The stupidity and short-sightedness of the Netanyahu government is astonishing to me, as there was a time when I imagined Israeli political leaders, because of the vulnerability of their nation, were more alert to dangers than many others. But it’s not so. And the meddling of Netanyahu in US domestic politics is breathtaking. This is going to damage US-Israeli relations deeply, and I fear permanently. (The Saudis will face this as well, especially since the fracking revolution has liberated the US, perhaps permanently, from dependence on hydrocarbons from the Arabian peninsula. Seriously, no one has yet realized what the Permian Basin means for US foreign policy in the middle east; if the Iranians were to realize the full implications of that, a lot could change quickly in the middle east, and to the detriment of Israel and Saudi Arabia.)
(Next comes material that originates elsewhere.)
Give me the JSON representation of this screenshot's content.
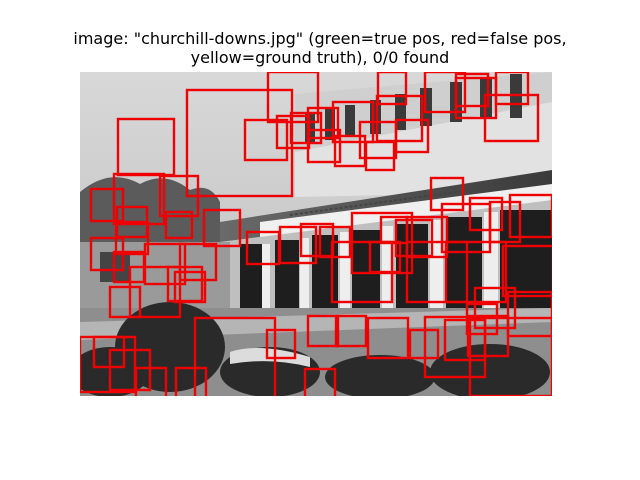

But the Israelis are just an example of many nations who may soon come to see the truth of Michael Mandelbaum’s prescient prediction from 2005, in his book The Case for Goliath. Speaking of the liberal world order and noting the way the United States, on his view, shouldered a large share of the public burden for corporations’ private gain and for other states’ benefit as well, Mandelbaum concluded that book with the following stark claim: “About other countries’ approach to the American role as the world’s government, however, three things can be safely predicted: They will not pay for it, they will continue to criticize it, and they will miss it when it is gone.”
To put all this in quite personal terms: My parents’ generation was composed, mostly, of people who came of age in or soon after World War Two. (I was a late baby.) Most of my uncles served in the war. My father served in the Korean War. Blood from my family has watered the soil in Europe, Africa, and Asia. I had a step-grandfather who was in OCS for World War One, though he never went to Europe. I grew up around people injured by history, some of them grievously. Most of those people were marked by what they did, what was done to them, what they suffered. (It is no accident that Homer’s Odysseus has that name; the prototypical war veteran trying to return home, even once he had returned home, in Homeric Greek his name means “man of pain” or “man of suffering”, and it is ambivalent between giving and receiving pain, as if maybe the acts of giving and receiving pain were themselves a bit ambivalent.)
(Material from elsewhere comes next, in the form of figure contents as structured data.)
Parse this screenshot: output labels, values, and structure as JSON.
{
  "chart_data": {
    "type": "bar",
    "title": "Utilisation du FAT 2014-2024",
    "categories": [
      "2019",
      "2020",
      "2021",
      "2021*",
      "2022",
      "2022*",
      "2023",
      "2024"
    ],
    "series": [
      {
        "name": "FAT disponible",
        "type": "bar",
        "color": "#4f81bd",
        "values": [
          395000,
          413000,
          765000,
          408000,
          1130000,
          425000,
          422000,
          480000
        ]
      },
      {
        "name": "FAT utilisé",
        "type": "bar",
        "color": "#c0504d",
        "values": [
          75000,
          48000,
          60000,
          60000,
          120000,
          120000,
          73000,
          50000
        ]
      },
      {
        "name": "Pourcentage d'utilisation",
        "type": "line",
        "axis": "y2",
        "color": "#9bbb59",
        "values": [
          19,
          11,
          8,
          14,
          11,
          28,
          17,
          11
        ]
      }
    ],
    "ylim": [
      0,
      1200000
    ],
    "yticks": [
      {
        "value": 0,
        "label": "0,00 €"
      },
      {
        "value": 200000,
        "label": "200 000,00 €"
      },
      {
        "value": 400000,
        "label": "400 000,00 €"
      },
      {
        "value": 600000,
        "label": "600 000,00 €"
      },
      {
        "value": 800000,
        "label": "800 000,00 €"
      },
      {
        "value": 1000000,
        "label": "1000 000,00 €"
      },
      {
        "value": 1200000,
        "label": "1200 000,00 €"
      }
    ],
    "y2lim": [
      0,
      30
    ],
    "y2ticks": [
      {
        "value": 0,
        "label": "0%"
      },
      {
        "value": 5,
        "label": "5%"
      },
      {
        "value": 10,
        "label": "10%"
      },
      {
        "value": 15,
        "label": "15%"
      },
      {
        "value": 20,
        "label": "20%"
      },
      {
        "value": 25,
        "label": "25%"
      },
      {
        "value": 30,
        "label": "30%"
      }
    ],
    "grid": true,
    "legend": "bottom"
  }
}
Behind the generations of my parents and grandparents was the generation of people who came of age before World War One and who served in that war in positions, say, of middle-management status (in the US, I think of figures like Major Eisenhower, Colonel Marshall, Major Truman, Assistant Secretary of the Navy FDR). In the inter-war years, as they grew into their maturity, they saw people forget or ignore the lessons of the recent past, and they saw the world plunge into another cataclysmic war a generation later. At the end of that war, they worked assiduously to ensure that no third such war would happen. They worked imperfectly. But it was enough. And we’ve now had three, almost four generations of relative peace—a stretch beginning to approach the age between Waterloo and 1914. It would be nice if we could find ways of keeping our historical memory alive, and active, enough to sustain a deep and abiding sense of wishing to avoid major war. But in every era of history that we know of to this point--and in much fiction as well--some things that should not have been forgotten were lost.
We’ve come some distance from the beginning of this blog post on US foreign aid. But the point is to see that that foreign aid may be the most effective long-term tool of active foreign policy the US has. And that an active US foreign policy, shoring up the “liberal world order,” is not a bad idea.